Since genomu needs full consistency for payouts we need ACID transactions. ACID transactions in distributed systems are implemented using a transaction coordinator (sometimes called transaction manager or a leader). Usually for leader election in distributed systems Paxos ³ protocol is used. Leader election is needed if it is not clear which of the nodes would be responsible for coordination of a transaction. It turned out that leader election is not needed if the client is able to maintain simultaneous connections to multiple nodes. Here is how it works. We use round-robin load balancer in front of our backend. Client application creates a pool of connections to backend. Load balancer makes sure that connections from the same user are opened to different backend nodes. When the application wants to initiate a transaction it checkouts one of the connections from the pool and creates a channel. Every transaction executes in a channel context. When a transaction is committed or rolled back channel get destroyed. When an application creates a channel the node which receives the request would start a new process responsible for the channel. This process would become a leader for a transaction. If transaction fails for any reason application would need to try again and check out different connection from its pool. Which would be for a different node. Which would mean that transaction leader would be on different node (which might be on a different side of a split brain).

Isolation

The isolation property means that the effects of the transaction shouldn’t be visible to other concurrently executed transactions until the transaction is committed. We achieve isolation by fetching revision IDs for all keys which are read or updated inside the transaction and storing them in ets table owned by channel.

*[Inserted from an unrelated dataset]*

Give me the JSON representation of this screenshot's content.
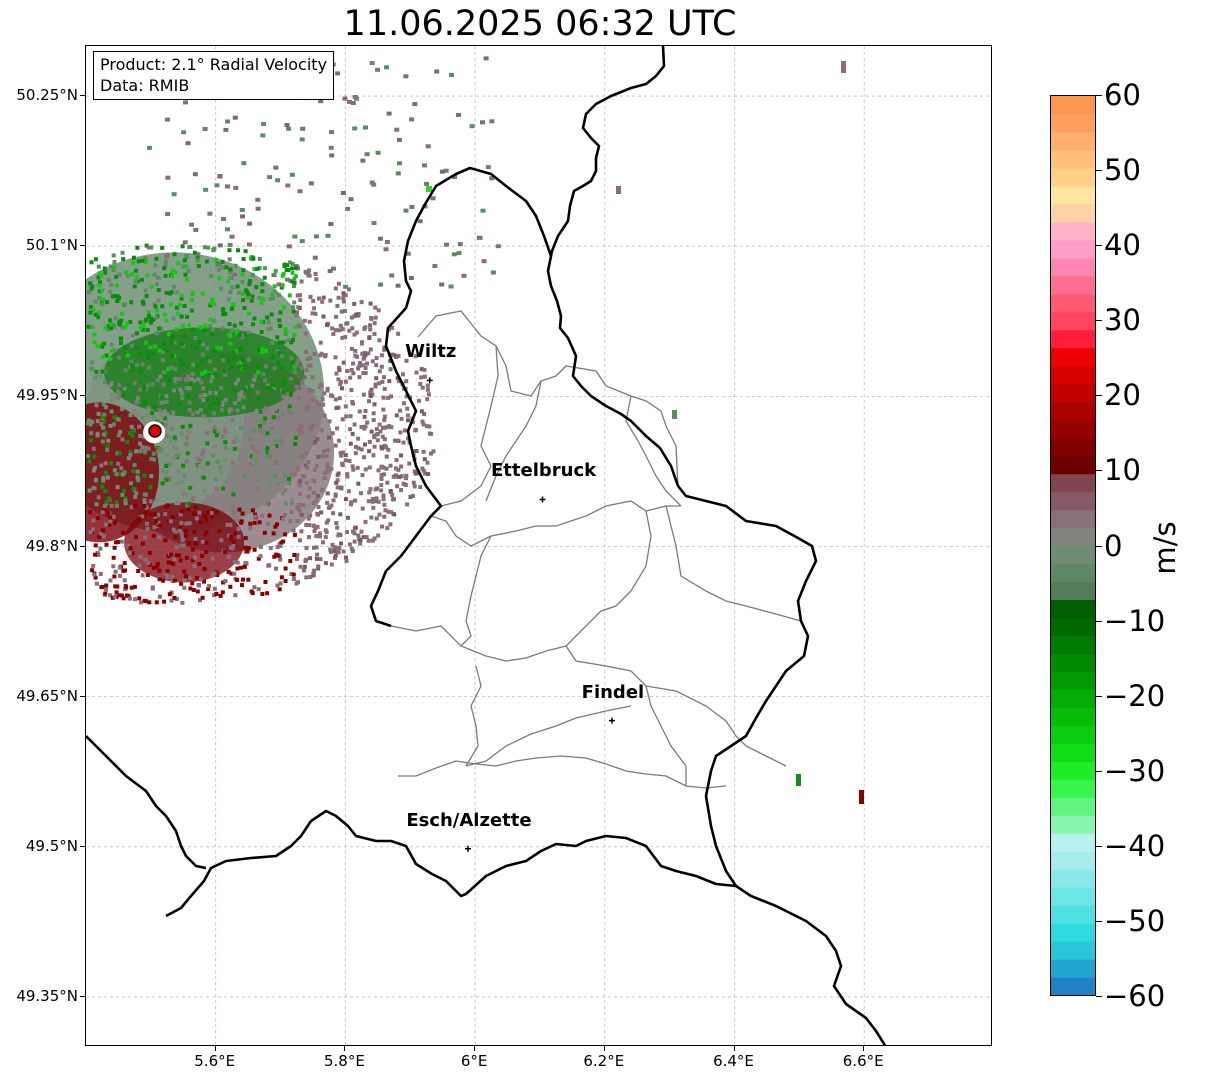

Then we prepare a transaction. Prepared transaction contains a next revision id of the key we want to update as well as an operation which needs to be applied to a value. We choose nodes where we want to store N replicas of the data. We send prepared transaction to every replica and wait for W acknowledges. When node containing a replica receives a transaction it is able to tell if the revision id has been changed or not. If it does change node replies with NACK (negative acknowledgement) containing latest revision id it knows about. Updates for a key a placed under a composite key {key, revision} which provides an isolation. When a node commits transaction. It copies the value of {key, revision} under {key, nil} composite key.

Implementation details

We used riak-core as our distribution framework. Instead of sharding, riak-core evenly distributes data across a cluster using consistent hashing. Riak core provides deterministic routing to replicas of a key. It handles automatic data handovers when a node leaves/joins the cluster. It uses the gossip protocol to ensure consistent topology changes. We implemented a riak-core vnode (virtual node) which receives commands from our transaction coordinator.

Genomu has a clean distinction between set value and update value. Set value overwrites the old value so it requires full consistency. We let a user’s application to resolve conflicts in this case. For update value we only allow predefined set of operations. Due to a limited set of update operations, Event Sourcing and use of ITC we can merge conflicts automatically.